The Boost Advisory Board voted to prioritize renewal scholarships and ordered a short, targeted review of incomplete applications before allocating remaining funds to siblings of renewal recipients from public schools who qualify for free meals. The board’s decision followed a presentation from Maryland State Department of Education (MSDE) staff on application counts, verification procedures and funding constraints.
MSDE program staff Nicole said the new online application, run through vendor Submittable, received roughly 7,036 total submissions, of which 4,741 were complete and eligible as of late July. MSDE told the board that about 665 applications were listed as incomplete and roughly 1,600 were income-ineligible after automated processing; incomplete files had been messaged multiple times during July and the vendor flagged many problematic uploads for manual review.

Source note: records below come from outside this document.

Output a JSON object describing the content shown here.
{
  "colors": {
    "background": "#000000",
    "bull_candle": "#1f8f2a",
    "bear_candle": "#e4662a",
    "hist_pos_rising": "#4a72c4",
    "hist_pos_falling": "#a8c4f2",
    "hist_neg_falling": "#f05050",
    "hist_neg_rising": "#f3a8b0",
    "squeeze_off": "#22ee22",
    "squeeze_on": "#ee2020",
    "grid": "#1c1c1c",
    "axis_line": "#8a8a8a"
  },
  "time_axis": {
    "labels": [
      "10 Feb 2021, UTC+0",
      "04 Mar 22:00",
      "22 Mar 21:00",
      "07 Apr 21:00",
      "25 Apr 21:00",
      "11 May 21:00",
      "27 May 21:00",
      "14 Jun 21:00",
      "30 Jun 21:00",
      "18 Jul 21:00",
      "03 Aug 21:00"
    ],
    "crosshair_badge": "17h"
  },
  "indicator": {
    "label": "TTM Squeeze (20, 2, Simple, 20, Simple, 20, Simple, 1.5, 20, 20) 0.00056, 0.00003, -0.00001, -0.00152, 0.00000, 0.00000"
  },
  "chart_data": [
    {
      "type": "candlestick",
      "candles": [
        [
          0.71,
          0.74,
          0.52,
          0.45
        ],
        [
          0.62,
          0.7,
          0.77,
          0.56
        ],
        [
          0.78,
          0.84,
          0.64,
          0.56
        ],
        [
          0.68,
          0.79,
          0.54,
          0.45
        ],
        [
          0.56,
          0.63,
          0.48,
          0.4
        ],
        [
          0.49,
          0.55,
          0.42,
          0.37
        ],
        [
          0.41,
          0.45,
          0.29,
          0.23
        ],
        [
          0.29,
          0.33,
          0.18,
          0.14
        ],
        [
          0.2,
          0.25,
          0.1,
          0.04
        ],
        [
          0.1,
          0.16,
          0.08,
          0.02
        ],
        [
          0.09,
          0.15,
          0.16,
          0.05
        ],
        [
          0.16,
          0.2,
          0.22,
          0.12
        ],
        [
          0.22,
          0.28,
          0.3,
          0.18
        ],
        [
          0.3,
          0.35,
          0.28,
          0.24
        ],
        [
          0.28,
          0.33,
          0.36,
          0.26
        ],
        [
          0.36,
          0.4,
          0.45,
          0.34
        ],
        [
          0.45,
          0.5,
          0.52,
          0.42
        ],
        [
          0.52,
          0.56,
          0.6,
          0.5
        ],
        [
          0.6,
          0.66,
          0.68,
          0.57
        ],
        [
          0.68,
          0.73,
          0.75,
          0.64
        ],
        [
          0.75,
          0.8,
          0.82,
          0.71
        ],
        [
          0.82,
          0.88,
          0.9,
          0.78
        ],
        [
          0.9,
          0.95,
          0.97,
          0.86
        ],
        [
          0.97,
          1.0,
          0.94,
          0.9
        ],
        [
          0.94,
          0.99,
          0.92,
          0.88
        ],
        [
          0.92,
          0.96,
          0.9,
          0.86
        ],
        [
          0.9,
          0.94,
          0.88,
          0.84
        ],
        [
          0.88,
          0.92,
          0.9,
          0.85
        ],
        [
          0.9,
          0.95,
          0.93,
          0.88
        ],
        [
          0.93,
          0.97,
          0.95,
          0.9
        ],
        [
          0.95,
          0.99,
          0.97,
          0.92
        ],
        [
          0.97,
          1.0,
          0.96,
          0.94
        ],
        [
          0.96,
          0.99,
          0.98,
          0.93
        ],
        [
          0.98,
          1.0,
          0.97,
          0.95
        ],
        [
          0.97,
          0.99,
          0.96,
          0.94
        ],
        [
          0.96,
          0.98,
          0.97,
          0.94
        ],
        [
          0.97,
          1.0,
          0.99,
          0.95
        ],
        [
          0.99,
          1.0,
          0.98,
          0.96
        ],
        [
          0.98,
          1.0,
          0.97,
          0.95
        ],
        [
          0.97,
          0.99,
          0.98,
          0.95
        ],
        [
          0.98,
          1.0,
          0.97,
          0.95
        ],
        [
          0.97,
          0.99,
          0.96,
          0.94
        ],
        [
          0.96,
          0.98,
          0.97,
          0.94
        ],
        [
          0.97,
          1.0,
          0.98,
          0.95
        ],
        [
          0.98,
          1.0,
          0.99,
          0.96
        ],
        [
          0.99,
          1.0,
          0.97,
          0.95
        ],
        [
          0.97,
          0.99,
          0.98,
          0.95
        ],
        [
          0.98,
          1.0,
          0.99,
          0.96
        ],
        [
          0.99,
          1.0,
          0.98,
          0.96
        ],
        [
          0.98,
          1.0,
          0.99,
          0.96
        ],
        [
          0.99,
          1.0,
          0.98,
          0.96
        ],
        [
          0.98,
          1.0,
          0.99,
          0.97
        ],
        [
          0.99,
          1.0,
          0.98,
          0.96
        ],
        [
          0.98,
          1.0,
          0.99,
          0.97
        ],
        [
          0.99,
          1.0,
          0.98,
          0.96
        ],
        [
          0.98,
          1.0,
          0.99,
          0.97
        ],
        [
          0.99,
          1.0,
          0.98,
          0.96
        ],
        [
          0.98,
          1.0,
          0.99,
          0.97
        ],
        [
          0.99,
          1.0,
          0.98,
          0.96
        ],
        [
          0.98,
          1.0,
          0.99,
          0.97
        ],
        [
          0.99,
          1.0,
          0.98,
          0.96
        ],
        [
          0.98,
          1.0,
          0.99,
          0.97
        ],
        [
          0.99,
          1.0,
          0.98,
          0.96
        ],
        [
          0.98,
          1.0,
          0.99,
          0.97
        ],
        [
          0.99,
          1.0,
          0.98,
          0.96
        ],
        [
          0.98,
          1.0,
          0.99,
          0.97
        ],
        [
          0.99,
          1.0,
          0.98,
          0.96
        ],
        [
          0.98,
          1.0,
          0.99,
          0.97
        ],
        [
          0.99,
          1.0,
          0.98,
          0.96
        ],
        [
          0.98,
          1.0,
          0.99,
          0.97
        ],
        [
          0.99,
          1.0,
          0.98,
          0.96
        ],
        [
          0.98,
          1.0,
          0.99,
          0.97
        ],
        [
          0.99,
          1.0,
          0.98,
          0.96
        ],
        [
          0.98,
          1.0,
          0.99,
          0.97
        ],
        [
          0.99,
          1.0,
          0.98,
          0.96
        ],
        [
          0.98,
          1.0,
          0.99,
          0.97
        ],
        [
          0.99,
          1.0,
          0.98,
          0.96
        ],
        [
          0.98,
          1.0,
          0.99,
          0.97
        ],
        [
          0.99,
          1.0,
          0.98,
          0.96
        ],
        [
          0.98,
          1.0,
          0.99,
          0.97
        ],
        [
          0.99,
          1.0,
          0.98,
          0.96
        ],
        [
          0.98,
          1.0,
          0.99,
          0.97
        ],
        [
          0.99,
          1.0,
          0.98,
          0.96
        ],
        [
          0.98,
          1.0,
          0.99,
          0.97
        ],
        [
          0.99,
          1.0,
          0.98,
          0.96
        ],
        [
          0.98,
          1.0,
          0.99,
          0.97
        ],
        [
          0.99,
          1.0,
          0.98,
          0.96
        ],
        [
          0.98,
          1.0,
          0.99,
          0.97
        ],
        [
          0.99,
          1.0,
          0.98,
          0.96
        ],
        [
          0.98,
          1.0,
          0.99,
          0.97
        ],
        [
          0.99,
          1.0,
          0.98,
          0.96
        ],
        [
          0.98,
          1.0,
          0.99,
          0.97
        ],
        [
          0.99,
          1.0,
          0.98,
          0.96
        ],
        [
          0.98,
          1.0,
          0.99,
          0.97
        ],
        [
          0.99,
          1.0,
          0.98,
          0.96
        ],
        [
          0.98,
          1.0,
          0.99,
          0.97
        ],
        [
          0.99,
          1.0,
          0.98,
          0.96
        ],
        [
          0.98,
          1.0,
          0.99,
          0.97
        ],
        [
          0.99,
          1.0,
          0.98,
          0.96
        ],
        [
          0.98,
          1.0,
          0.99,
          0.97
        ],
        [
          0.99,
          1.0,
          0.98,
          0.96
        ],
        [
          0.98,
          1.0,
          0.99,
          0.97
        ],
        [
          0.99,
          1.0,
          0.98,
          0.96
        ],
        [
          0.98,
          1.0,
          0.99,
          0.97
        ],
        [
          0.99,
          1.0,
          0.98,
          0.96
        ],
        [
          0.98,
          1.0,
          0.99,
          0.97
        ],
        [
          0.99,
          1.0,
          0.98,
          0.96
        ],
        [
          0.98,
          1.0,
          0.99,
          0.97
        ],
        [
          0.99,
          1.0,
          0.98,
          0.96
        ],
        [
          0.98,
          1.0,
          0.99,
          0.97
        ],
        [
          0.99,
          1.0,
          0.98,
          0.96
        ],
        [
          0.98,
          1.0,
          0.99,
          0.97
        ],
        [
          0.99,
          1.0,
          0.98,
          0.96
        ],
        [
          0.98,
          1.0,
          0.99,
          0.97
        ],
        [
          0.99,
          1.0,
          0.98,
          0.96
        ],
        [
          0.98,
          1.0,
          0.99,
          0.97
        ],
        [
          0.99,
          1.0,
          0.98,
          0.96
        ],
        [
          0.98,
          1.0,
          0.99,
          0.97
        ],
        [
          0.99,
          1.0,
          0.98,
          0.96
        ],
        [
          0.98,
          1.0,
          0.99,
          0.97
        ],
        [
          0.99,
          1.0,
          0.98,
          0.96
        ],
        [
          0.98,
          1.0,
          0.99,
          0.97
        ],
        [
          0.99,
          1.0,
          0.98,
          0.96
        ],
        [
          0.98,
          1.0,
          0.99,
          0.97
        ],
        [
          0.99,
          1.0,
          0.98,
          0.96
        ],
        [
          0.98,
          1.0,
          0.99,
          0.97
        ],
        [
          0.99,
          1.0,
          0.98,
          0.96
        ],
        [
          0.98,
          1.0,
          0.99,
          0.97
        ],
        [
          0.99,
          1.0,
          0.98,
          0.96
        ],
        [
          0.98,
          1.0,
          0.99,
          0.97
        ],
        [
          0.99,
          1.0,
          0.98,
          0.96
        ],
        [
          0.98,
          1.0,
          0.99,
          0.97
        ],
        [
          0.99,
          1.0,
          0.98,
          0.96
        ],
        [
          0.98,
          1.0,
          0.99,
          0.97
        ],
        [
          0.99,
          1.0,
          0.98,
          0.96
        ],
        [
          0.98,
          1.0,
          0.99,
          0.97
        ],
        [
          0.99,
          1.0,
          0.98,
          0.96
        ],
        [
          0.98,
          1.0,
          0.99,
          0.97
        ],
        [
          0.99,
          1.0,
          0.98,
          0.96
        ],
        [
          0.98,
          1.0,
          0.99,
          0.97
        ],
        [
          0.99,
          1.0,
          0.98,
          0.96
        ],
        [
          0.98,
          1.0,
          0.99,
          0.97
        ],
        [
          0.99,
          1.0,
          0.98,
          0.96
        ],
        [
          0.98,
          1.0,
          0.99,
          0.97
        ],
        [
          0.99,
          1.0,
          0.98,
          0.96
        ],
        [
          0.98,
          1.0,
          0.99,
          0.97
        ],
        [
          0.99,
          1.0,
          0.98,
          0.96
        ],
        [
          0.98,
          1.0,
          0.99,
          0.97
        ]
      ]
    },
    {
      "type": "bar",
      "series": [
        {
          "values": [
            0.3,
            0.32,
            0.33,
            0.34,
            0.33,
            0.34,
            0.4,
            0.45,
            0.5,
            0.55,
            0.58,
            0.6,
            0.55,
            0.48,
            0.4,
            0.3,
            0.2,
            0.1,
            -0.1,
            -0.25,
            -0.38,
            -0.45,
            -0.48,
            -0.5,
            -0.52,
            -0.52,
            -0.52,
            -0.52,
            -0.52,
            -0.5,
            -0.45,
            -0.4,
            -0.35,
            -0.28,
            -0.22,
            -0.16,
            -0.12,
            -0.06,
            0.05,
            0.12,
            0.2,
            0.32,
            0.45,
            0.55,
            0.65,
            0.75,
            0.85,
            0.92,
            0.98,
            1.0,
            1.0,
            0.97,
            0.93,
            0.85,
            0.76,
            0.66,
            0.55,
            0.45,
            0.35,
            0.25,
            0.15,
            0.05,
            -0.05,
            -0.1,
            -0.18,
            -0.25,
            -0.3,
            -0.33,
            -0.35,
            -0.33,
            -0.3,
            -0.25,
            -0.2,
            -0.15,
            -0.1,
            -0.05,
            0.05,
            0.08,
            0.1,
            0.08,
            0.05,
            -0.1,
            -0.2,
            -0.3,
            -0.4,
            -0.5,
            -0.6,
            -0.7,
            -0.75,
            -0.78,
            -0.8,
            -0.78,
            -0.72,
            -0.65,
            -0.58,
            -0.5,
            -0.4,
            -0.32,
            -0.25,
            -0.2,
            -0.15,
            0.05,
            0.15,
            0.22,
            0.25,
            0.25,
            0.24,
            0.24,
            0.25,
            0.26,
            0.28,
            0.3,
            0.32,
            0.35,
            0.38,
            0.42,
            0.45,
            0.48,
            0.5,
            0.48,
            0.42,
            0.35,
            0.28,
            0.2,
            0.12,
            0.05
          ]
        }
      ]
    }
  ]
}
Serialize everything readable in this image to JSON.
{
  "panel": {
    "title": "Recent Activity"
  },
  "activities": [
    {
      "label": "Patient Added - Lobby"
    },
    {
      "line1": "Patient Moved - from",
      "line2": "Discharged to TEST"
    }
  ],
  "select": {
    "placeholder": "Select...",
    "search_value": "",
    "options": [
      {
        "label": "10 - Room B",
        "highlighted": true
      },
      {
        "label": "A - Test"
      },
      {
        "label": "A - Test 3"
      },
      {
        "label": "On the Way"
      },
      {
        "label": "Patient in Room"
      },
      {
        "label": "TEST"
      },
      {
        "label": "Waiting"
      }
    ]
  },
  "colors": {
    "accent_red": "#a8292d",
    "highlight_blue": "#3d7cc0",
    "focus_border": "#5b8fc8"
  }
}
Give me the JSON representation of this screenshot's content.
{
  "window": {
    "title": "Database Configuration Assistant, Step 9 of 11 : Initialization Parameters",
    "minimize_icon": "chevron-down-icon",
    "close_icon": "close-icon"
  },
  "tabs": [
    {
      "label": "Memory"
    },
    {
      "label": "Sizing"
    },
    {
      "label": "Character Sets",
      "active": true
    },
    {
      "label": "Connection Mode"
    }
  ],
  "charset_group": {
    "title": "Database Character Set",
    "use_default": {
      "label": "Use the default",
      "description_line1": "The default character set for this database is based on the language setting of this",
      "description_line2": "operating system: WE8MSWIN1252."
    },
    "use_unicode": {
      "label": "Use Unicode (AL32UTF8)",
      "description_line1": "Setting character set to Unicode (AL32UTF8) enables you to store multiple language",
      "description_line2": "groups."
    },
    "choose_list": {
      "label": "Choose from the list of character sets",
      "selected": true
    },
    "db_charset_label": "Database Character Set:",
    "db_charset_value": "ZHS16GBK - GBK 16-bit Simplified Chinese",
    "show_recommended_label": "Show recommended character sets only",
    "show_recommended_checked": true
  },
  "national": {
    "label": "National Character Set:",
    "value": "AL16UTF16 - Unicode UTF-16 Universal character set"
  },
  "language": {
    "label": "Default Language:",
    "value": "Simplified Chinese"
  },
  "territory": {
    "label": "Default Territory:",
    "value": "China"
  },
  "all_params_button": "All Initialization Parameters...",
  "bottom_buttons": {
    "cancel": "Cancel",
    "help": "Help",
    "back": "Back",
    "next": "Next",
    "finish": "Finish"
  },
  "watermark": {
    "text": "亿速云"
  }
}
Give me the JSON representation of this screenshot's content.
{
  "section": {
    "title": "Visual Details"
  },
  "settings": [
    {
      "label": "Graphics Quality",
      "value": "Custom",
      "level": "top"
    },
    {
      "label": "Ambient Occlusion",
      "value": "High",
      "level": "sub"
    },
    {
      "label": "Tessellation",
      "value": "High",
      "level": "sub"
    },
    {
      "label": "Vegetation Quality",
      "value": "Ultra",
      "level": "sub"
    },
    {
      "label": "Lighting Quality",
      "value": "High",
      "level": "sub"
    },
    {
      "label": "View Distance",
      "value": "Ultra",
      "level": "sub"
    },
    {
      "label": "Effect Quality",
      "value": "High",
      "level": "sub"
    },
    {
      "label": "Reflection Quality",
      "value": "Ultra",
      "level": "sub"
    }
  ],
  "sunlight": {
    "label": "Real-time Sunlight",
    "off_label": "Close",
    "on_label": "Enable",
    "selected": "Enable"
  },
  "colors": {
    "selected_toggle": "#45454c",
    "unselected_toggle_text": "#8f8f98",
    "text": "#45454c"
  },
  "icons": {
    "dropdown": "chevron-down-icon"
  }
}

Board members focused on two legislative constraints: (1) a statutory preference that the board prioritize current Boost recipients and their siblings and (2) a requirement that at least $700,000 of the appropriation be used to provide an additional award for students with special needs. MSDE reported that renewals alone generate approximately $686,900 in special-education adjustments, just short of the $700,000 target. Board members discussed options — including moving a small number of special-education recipients up the list or relying on sibling awards — to meet the statutory threshold without exceeding the roughly $9.08 million appropriation.
After scenario analysis, the board adopted a three-step approach: (1) finalize awards for eligible renewals as soon as practicable; (2) direct MSDE to perform an accelerated, one- to two-week review of incomplete and potentially misfiled renewal applications and to notify ineligible families with a short response deadline; and (3) if funds remain, award scholarships next to public-school siblings who qualify for free meals, proceeding down the ranked list until the appropriation is effectively allocated. Board Chair summarized the motion and a member stated, “That’s my motion.” The chair called the vote; members voiced approval and the motion passed.
MSDE said families would be notified in August, schools must confirm enrollments at the start of the school year, and the first checks are expected in September or early October. MSDE also said it will report back to the board in October on any remaining funds and on the results of the incomplete-applicant review. The board requested that official minutes record the unusually high demand this year — MSDE and public commenters noted an estimated need of roughly $18 million — for inclusion in legislative reporting.
Action items from the meeting include MSDE issuing notification messages to ineligible applicants with a short deadline for appeals, completing the accelerated review of incomplete renewals within one to two weeks, and preparing an October report on awards and any remaining funds.